- Directed by: James Felix McKenney
- Written by: James Felix McKenney
- Produced by: James Felix McKenney Lisa Wisely
- Starring: Christine Spencer Angus Scrimm Brenda Cooney
- Cinematography: David W. Hale
- Edited by: James Felix McKenney
- Music by: Noah DeFilippis The Noisettes
- Release date: December 13, 2006;
- Running time: 83 minutes
- Country: United States
- Language: English

= Automatons (film) =

2006 American horror film

Automatons is a 2006 black-and-white horror film directed by James Felix McKenney, and starring Christine Spencer, Angus Scrimm, and Brenda Cooney. John Levene, Don Wood and Executive Producer Larry Fessenden have supporting roles. The plot is about a war against robots. The movie was made under the working title Death to the Automatons.

==Plot==
Somewhere in the distant future, The Girl is living alone in a bunker. She continues to fight with the generations-long war with the assistance of a group of antiquated robot helpers and soldiers.

Her only connection to her people is a collection of recorded journal entries made by the scientist who cared for her as a baby. His is the only friendly human face she’s ever seen. These entries gradually disclose the fall of mankind: escalating war that destroyed Earth's atmosphere, human reproductive abilities, and all hope for future. The Girl is revealed to be a clone, created as a last attempt to restore humanity's dwindling numbers.
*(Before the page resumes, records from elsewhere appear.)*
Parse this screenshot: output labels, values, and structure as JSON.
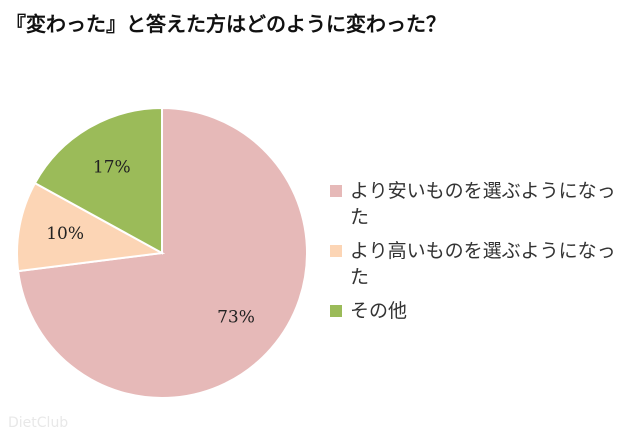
{
  "chart_data": {
    "type": "pie",
    "title": "『変わった』と答えた方はどのように変わった？",
    "categories": [
      "より安いものを選ぶようになった",
      "より高いものを選ぶようになった",
      "その他"
    ],
    "values": [
      73,
      10,
      17
    ],
    "value_labels": [
      "73%",
      "10%",
      "17%"
    ],
    "colors": [
      "#e6b9b8",
      "#fcd5b5",
      "#9bbb59"
    ],
    "legend": "right"
  },
  "watermark": "DietClub"
}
The regular radio transmissions from her enemy's leader are always filled with threats and taunts. The girl responds with attacks of her own, carried out by her mechanical soldiers on the contaminated surface where no human can survive.
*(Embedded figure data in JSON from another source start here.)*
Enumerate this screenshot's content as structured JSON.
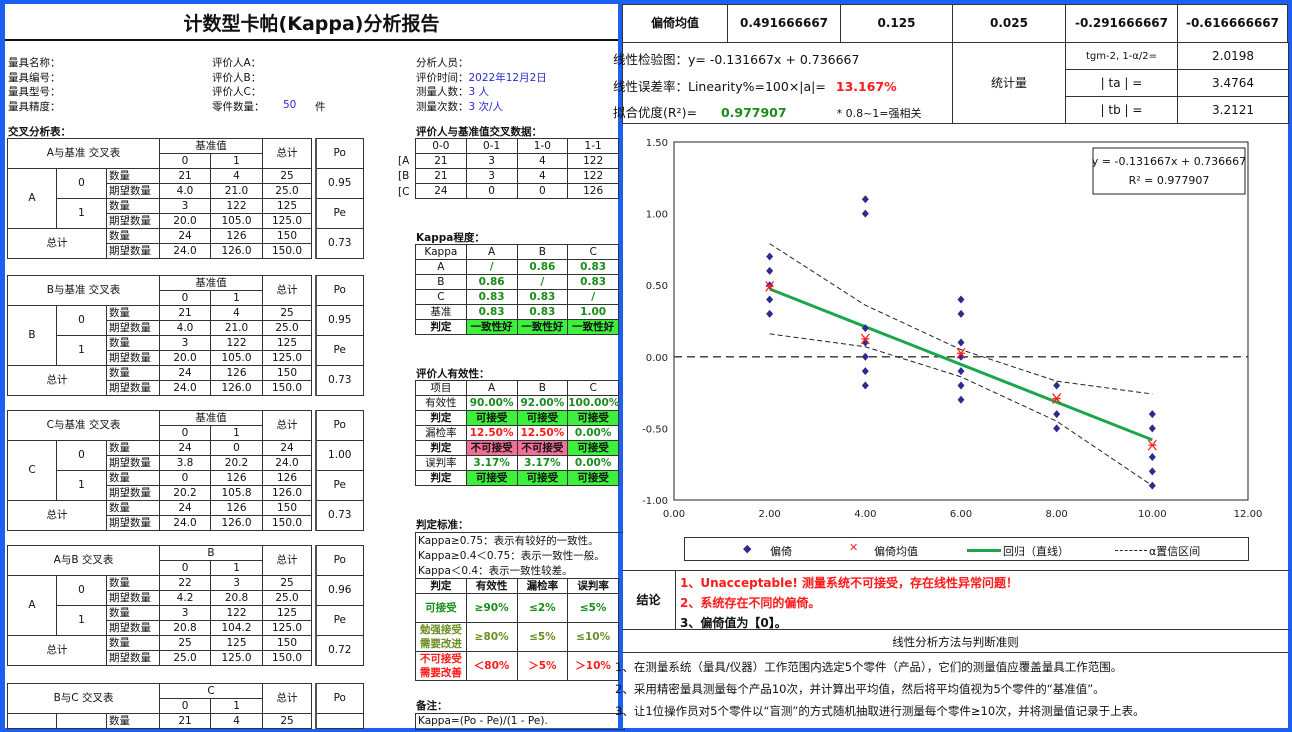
{
  "report": {
    "title": "计数型卡帕(Kappa)分析报告",
    "info_col1": [
      "量具名称：",
      "量具编号：",
      "量具型号：",
      "量具精度："
    ],
    "info_col2": [
      "评价人A：",
      "评价人B：",
      "评价人C："
    ],
    "parts_label": "零件数量：",
    "parts_value": "50",
    "parts_unit": "件",
    "info_col3": [
      {
        "label": "分析人员：",
        "value": ""
      },
      {
        "label": "评价时间：",
        "value": "2022年12月2日"
      },
      {
        "label": "测量人数：",
        "value": "3 人"
      },
      {
        "label": "测量次数：",
        "value": "3 次/人"
      }
    ],
    "cross_section_title": "交叉分析表：",
    "labels": {
      "total": "总计",
      "po": "Po",
      "pe": "Pe",
      "count": "数量",
      "expected": "期望数量"
    },
    "cross_tables": [
      {
        "title": "A与基准  交叉表",
        "ref": "基准值",
        "cols": [
          "0",
          "1"
        ],
        "rater": "A",
        "levels": [
          "0",
          "1"
        ],
        "rows": [
          [
            "21",
            "4",
            "25"
          ],
          [
            "4.0",
            "21.0",
            "25.0"
          ],
          [
            "3",
            "122",
            "125"
          ],
          [
            "20.0",
            "105.0",
            "125.0"
          ],
          [
            "24",
            "126",
            "150"
          ],
          [
            "24.0",
            "126.0",
            "150.0"
          ]
        ],
        "po": "0.95",
        "pe": "0.73"
      },
      {
        "title": "B与基准  交叉表",
        "ref": "基准值",
        "cols": [
          "0",
          "1"
        ],
        "rater": "B",
        "levels": [
          "0",
          "1"
        ],
        "rows": [
          [
            "21",
            "4",
            "25"
          ],
          [
            "4.0",
            "21.0",
            "25.0"
          ],
          [
            "3",
            "122",
            "125"
          ],
          [
            "20.0",
            "105.0",
            "125.0"
          ],
          [
            "24",
            "126",
            "150"
          ],
          [
            "24.0",
            "126.0",
            "150.0"
          ]
        ],
        "po": "0.95",
        "pe": "0.73"
      },
      {
        "title": "C与基准  交叉表",
        "ref": "基准值",
        "cols": [
          "0",
          "1"
        ],
        "rater": "C",
        "levels": [
          "0",
          "1"
        ],
        "rows": [
          [
            "24",
            "0",
            "24"
          ],
          [
            "3.8",
            "20.2",
            "24.0"
          ],
          [
            "0",
            "126",
            "126"
          ],
          [
            "20.2",
            "105.8",
            "126.0"
          ],
          [
            "24",
            "126",
            "150"
          ],
          [
            "24.0",
            "126.0",
            "150.0"
          ]
        ],
        "po": "1.00",
        "pe": "0.73"
      },
      {
        "title": "A与B  交叉表",
        "ref": "B",
        "cols": [
          "0",
          "1"
        ],
        "rater": "A",
        "levels": [
          "0",
          "1"
        ],
        "rows": [
          [
            "22",
            "3",
            "25"
          ],
          [
            "4.2",
            "20.8",
            "25.0"
          ],
          [
            "3",
            "122",
            "125"
          ],
          [
            "20.8",
            "104.2",
            "125.0"
          ],
          [
            "25",
            "125",
            "150"
          ],
          [
            "25.0",
            "125.0",
            "150.0"
          ]
        ],
        "po": "0.96",
        "pe": "0.72"
      },
      {
        "title": "B与C  交叉表",
        "ref": "C",
        "cols": [
          "0",
          "1"
        ],
        "rows": [
          [
            "21",
            "4",
            "25"
          ]
        ]
      }
    ],
    "cross_data": {
      "title": "评价人与基准值交叉数据：",
      "header": [
        "0-0",
        "0-1",
        "1-0",
        "1-1"
      ],
      "rows": [
        {
          "label": "[A",
          "values": [
            "21",
            "3",
            "4",
            "122"
          ]
        },
        {
          "label": "[B",
          "values": [
            "21",
            "3",
            "4",
            "122"
          ]
        },
        {
          "label": "[C",
          "values": [
            "24",
            "0",
            "0",
            "126"
          ]
        }
      ]
    },
    "kappa": {
      "title": "Kappa程度：",
      "header": [
        "Kappa",
        "A",
        "B",
        "C"
      ],
      "rows": [
        {
          "label": "A",
          "values": [
            "/",
            "0.86",
            "0.83"
          ]
        },
        {
          "label": "B",
          "values": [
            "0.86",
            "/",
            "0.83"
          ]
        },
        {
          "label": "C",
          "values": [
            "0.83",
            "0.83",
            "/"
          ]
        },
        {
          "label": "基准",
          "values": [
            "0.83",
            "0.83",
            "1.00"
          ]
        }
      ],
      "verdict_label": "判定",
      "verdicts": [
        "一致性好",
        "一致性好",
        "一致性好"
      ]
    },
    "effectiveness": {
      "title": "评价人有效性：",
      "header": [
        "项目",
        "A",
        "B",
        "C"
      ],
      "rows": [
        {
          "label": "有效性",
          "values": [
            "90.00%",
            "92.00%",
            "100.00%"
          ],
          "pass": [
            true,
            true,
            true
          ]
        },
        {
          "label": "判定",
          "values": [
            "可接受",
            "可接受",
            "可接受"
          ],
          "pass": [
            true,
            true,
            true
          ],
          "verdict": true
        },
        {
          "label": "漏检率",
          "values": [
            "12.50%",
            "12.50%",
            "0.00%"
          ],
          "pass": [
            false,
            false,
            true
          ]
        },
        {
          "label": "判定",
          "values": [
            "不可接受",
            "不可接受",
            "可接受"
          ],
          "pass": [
            false,
            false,
            true
          ],
          "verdict": true
        },
        {
          "label": "误判率",
          "values": [
            "3.17%",
            "3.17%",
            "0.00%"
          ],
          "pass": [
            true,
            true,
            true
          ]
        },
        {
          "label": "判定",
          "values": [
            "可接受",
            "可接受",
            "可接受"
          ],
          "pass": [
            true,
            true,
            true
          ],
          "verdict": true
        }
      ]
    },
    "criteria": {
      "title": "判定标准：",
      "lines": [
        "Kappa≥0.75：表示有较好的一致性。",
        "Kappa≥0.4＜0.75：表示一致性一般。",
        "Kappa＜0.4：表示一致性较差。"
      ],
      "header": [
        "判定",
        "有效性",
        "漏检率",
        "误判率"
      ],
      "rows": [
        {
          "label": "可接受",
          "values": [
            "≥90%",
            "≤2%",
            "≤5%"
          ],
          "color": "#1a8c1a"
        },
        {
          "label": "勉强接受 需要改进",
          "values": [
            "≥80%",
            "≤5%",
            "≤10%"
          ],
          "color": "#6b8e23"
        },
        {
          "label": "不可接受 需要改善",
          "values": [
            "＜80%",
            "＞5%",
            "＞10%"
          ],
          "color": "#ff1a1a"
        }
      ]
    },
    "notes": {
      "title": "备注：",
      "text": "Kappa=(Po - Pe)/(1 - Pe)."
    }
  },
  "linearity": {
    "bias_mean_label": "偏倚均值",
    "bias_means": [
      "0.491666667",
      "0.125",
      "0.025",
      "-0.291666667",
      "-0.616666667"
    ],
    "equation_line": "线性检验图：y= -0.131667x + 0.736667",
    "linearity_label": "线性误差率：Linearity%=100×|a|=",
    "linearity_value": "13.167%",
    "r2_label": "拟合优度(R²)=",
    "r2_value": "0.977907",
    "r2_note": "* 0.8~1=强相关",
    "stat_label": "统计量",
    "stats": [
      {
        "label": "tgm-2, 1-α/2=",
        "value": "2.0198"
      },
      {
        "label": "| ta | =",
        "value": "3.4764"
      },
      {
        "label": "| tb | =",
        "value": "3.2121"
      }
    ],
    "conclusion_label": "结论",
    "conclusions": [
      {
        "text": "1、Unacceptable! 测量系统不可接受，存在线性异常问题！",
        "color": "#ff1a1a"
      },
      {
        "text": "2、系统存在不同的偏倚。",
        "color": "#ff1a1a"
      },
      {
        "text": "3、偏倚值为【0】。",
        "color": "#111111"
      }
    ],
    "method_title": "线性分析方法与判断准则",
    "method_lines": [
      "1、在测量系统（量具/仪器）工作范围内选定5个零件（产品），它们的测量值应覆盖量具工作范围。",
      "2、采用精密量具测量每个产品10次，并计算出平均值，然后将平均值视为5个零件的“基准值”。",
      "3、让1位操作员对5个零件以“盲测”的方式随机抽取进行测量每个零件≥10次，并将测量值记录于上表。"
    ]
  },
  "chart_data": {
    "type": "scatter",
    "xlim": [
      0,
      12
    ],
    "ylim": [
      -1,
      1.5
    ],
    "xticks": [
      "0.00",
      "2.00",
      "4.00",
      "6.00",
      "8.00",
      "10.00",
      "12.00"
    ],
    "yticks": [
      "1.50",
      "1.00",
      "0.50",
      "0.00",
      "-0.50",
      "-1.00"
    ],
    "trendline_label": [
      "y = -0.131667x + 0.736667",
      "R² = 0.977907"
    ],
    "legend": [
      "偏倚",
      "偏倚均值",
      "回归（直线）",
      "α置信区间"
    ],
    "series": [
      {
        "name": "偏倚",
        "color": "#2b2b90",
        "points": [
          [
            2,
            0.7
          ],
          [
            2,
            0.6
          ],
          [
            2,
            0.5
          ],
          [
            2,
            0.4
          ],
          [
            2,
            0.3
          ],
          [
            4,
            1.1
          ],
          [
            4,
            1.0
          ],
          [
            4,
            0.2
          ],
          [
            4,
            0.1
          ],
          [
            4,
            0.0
          ],
          [
            4,
            -0.1
          ],
          [
            4,
            -0.2
          ],
          [
            6,
            0.4
          ],
          [
            6,
            0.3
          ],
          [
            6,
            0.1
          ],
          [
            6,
            0.0
          ],
          [
            6,
            -0.1
          ],
          [
            6,
            -0.2
          ],
          [
            6,
            -0.3
          ],
          [
            8,
            -0.2
          ],
          [
            8,
            -0.4
          ],
          [
            8,
            -0.5
          ],
          [
            10,
            -0.4
          ],
          [
            10,
            -0.5
          ],
          [
            10,
            -0.7
          ],
          [
            10,
            -0.8
          ],
          [
            10,
            -0.9
          ]
        ]
      },
      {
        "name": "偏倚均值",
        "color": "#ff2020",
        "points": [
          [
            2,
            0.491666667
          ],
          [
            4,
            0.125
          ],
          [
            6,
            0.025
          ],
          [
            8,
            -0.291666667
          ],
          [
            10,
            -0.616666667
          ]
        ]
      },
      {
        "name": "回归（直线）",
        "color": "#1aa64a",
        "slope": -0.131667,
        "intercept": 0.736667,
        "x": [
          2,
          10
        ]
      },
      {
        "name": "α置信区间",
        "color": "#222222",
        "upper": [
          [
            2,
            0.79
          ],
          [
            4,
            0.36
          ],
          [
            6,
            0.05
          ],
          [
            8,
            -0.17
          ],
          [
            10,
            -0.26
          ]
        ],
        "lower": [
          [
            2,
            0.16
          ],
          [
            4,
            0.07
          ],
          [
            6,
            -0.14
          ],
          [
            8,
            -0.45
          ],
          [
            10,
            -0.9
          ]
        ]
      }
    ],
    "reference_line_y": 0
  }
}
After a transmission is used to intercept control of the robots, the girl decides to launch a full-scale assault on the enemy base, and does so, succeeding by hiding inside one of the machines (using it as an exoskeleton). Upon defeating the enemy remnants, she is told by dying enemy leader that they are the last people on the planet, rumors of prosperous nations being just myths.

The girl is put before a choice to either spare the enemy leader, or kill her. Believing that she lies, the girl executes the last of her foes. This activates the large EMP generator, however, which the enemy never used before (as using it would doom themselves too). All machines and bunker life support cease to function, leaving the girl alone, trapped within the enemy base, with no way out. The film ends with her calmly staring in the illuminator.

==Cast==
- Christine Spencer
- Brenda Cooney
- Angus Scrimm
- Don Wood
- John Levene

==Critical opinion==

George Ward wrote:"This all-too-convincing horror takes to its utmost conclusions the potentialities of nightmare launched in Karl Capek's R.U.R. eighty years ago".